Les morsures de l'ombre (Karine Giebel)




Nationalité de l’auteur: Française
Editions Pocket (10 Septembre 2009)
numéro 13622
300 pages
ISBN-10: 2298015325
ISBN-13: 978-2266181365
Genre: Thriller
Lu le: 16 Novembre 2017
Ma note: 18/20




Résumé/4ème de couverture:

            Elle est belle, attirante, disponible. Il n'a pas hésité à la suivre pour prendre un dernier verre. A présent il est seul, dans une cave, enfermé dans une cage. Isolé. Sa seule compagnie ? Sa séductrice et son bourreau. Et elle a décidé de faire durer son plaisir très longtemps. De le faire souffrir lentement. Pourquoi lui ? Dans ce bras de fer rien n'est dû au hasard. Et la frontière entre tortionnaire et victime est bien mince...

Mon avis:

            Autant pour « Juste une ombre », mon premier Karine Giébel, qui m’avait paru long et qui ne m’avais pas subjugué, autant avec « Les morsures de l’ombre » ça été vite et ça m’a mis une belle claque! J’adore et j’en redemande! Le suspense intense et la tension permanente sont présents tout au long du livre, à tel point que l’on a l’impression d’être (à tort) dans un huit-clos et que l’on a la sensation d’enfin pouvoir souffler qu’une fois le dernier mot atteint.

Points de vue/Critiques:

            Dés la lecture du résumé, une petite chose m’a tout de suite plu pour son originalité: les rôles masculin et féminin sont « inversés », puisque c’est la femme qui retient prisonnier l’homme. Combien de fois a-t-on vu l’inverse, ce scénario malheureusement trop « classique »!? Et pourquoi une femme ne pourrait pas être la méchante de l’histoire, hein? Pourquoi étonnement, cela ne se retrouve pas davantage dans les scénarios? Alors merci Madame Karine Giebel pour cette petite touche de féminisme!

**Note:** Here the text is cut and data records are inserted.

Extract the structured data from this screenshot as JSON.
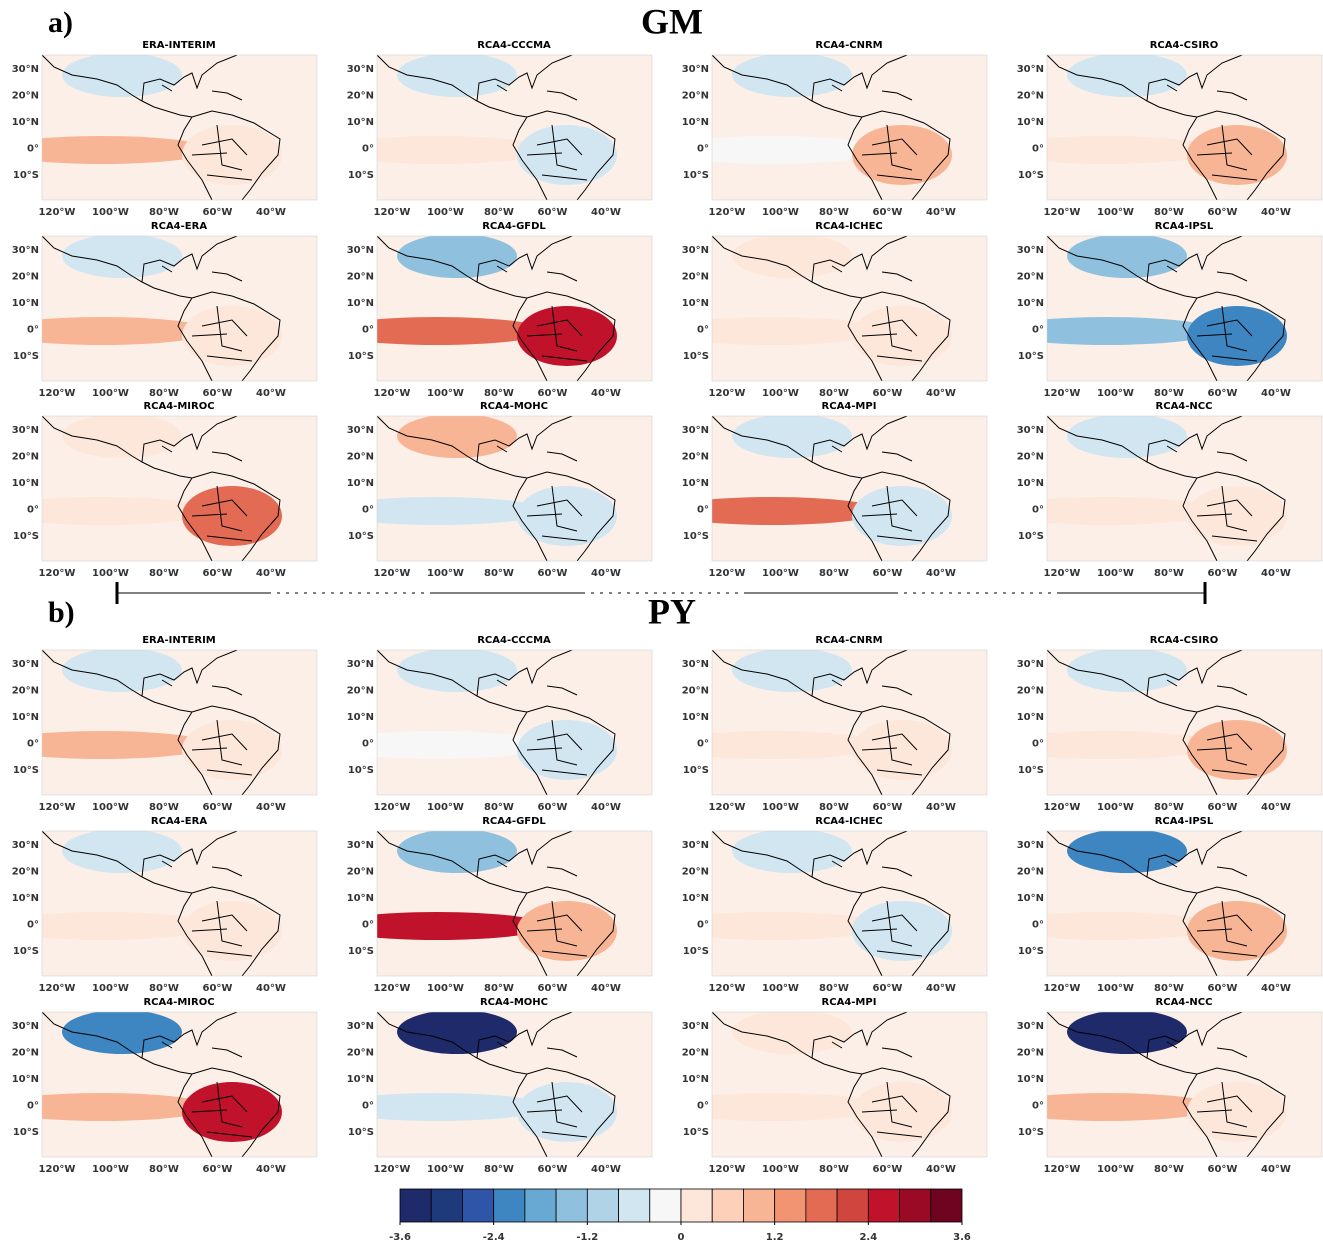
{
  "sections": [
    {
      "label": "a)",
      "title": "GM",
      "panels": [
        "ERA-INTERIM",
        "RCA4-CCCMA",
        "RCA4-CNRM",
        "RCA4-CSIRO",
        "RCA4-ERA",
        "RCA4-GFDL",
        "RCA4-ICHEC",
        "RCA4-IPSL",
        "RCA4-MIROC",
        "RCA4-MOHC",
        "RCA4-MPI",
        "RCA4-NCC"
      ]
    },
    {
      "label": "b)",
      "title": "PY",
      "panels": [
        "ERA-INTERIM",
        "RCA4-CCCMA",
        "RCA4-CNRM",
        "RCA4-CSIRO",
        "RCA4-ERA",
        "RCA4-GFDL",
        "RCA4-ICHEC",
        "RCA4-IPSL",
        "RCA4-MIROC",
        "RCA4-MOHC",
        "RCA4-MPI",
        "RCA4-NCC"
      ]
    }
  ],
  "axes": {
    "lat_labels": [
      "30°N",
      "20°N",
      "10°N",
      "0°",
      "10°S"
    ],
    "lon_labels": [
      "120°W",
      "100°W",
      "80°W",
      "60°W",
      "40°W"
    ]
  },
  "colorbar": {
    "lim": [
      -3.6,
      3.6
    ],
    "ticks": [
      -3.6,
      -2.4,
      -1.2,
      0,
      1.2,
      2.4,
      3.6
    ],
    "colors": [
      "#1f2a6b",
      "#1e3a7b",
      "#2f55a8",
      "#3d86c2",
      "#67a9d3",
      "#8fc1de",
      "#b0d3e8",
      "#d2e6f1",
      "#f7f7f7",
      "#fde6da",
      "#fcd0b9",
      "#f8b595",
      "#f29372",
      "#e36a53",
      "#d0453d",
      "#c0122b",
      "#9b0a25",
      "#6e0420"
    ]
  }
}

Les personnages ont des caractères très intéressants, puisqu’il n’y a pas vraiment de méchants et de gentils. Chacun a ses failles et ses secrets. Ainsi, Benoît Lorand, le torturé est à première vue la victime mais on cerne vite qu’il est loin d’être un saint. Lydia, la tortionnaire, est quand à elle, emplie de souffrance et est plus complexe que ce qu’elle paraît. Ces deux personnages principaux sont chacun en quête: elle est en quête de réponses, lui en quête d’un moyen de fuir pour retrouver sa famille. Et entre eux deux, une drôle de relation s’établit. Sa particularité vient du fait que d’un côté, ils sont en conflit permanent, ils s’insultent, se frappent et se font violence. De l’autre côté, on sent entre eux, une sorte de tension sexuelle, assez palpable dés le début. Bref, on se sait pas vraiment sur quel pied danser, mais puisque Benoît sera enfermé, torturé (quasiment pas de nourriture, peu d’eau) et frappé durant des semaines entières, le rapport de force bascule rapidement en faveur de la jeune femme.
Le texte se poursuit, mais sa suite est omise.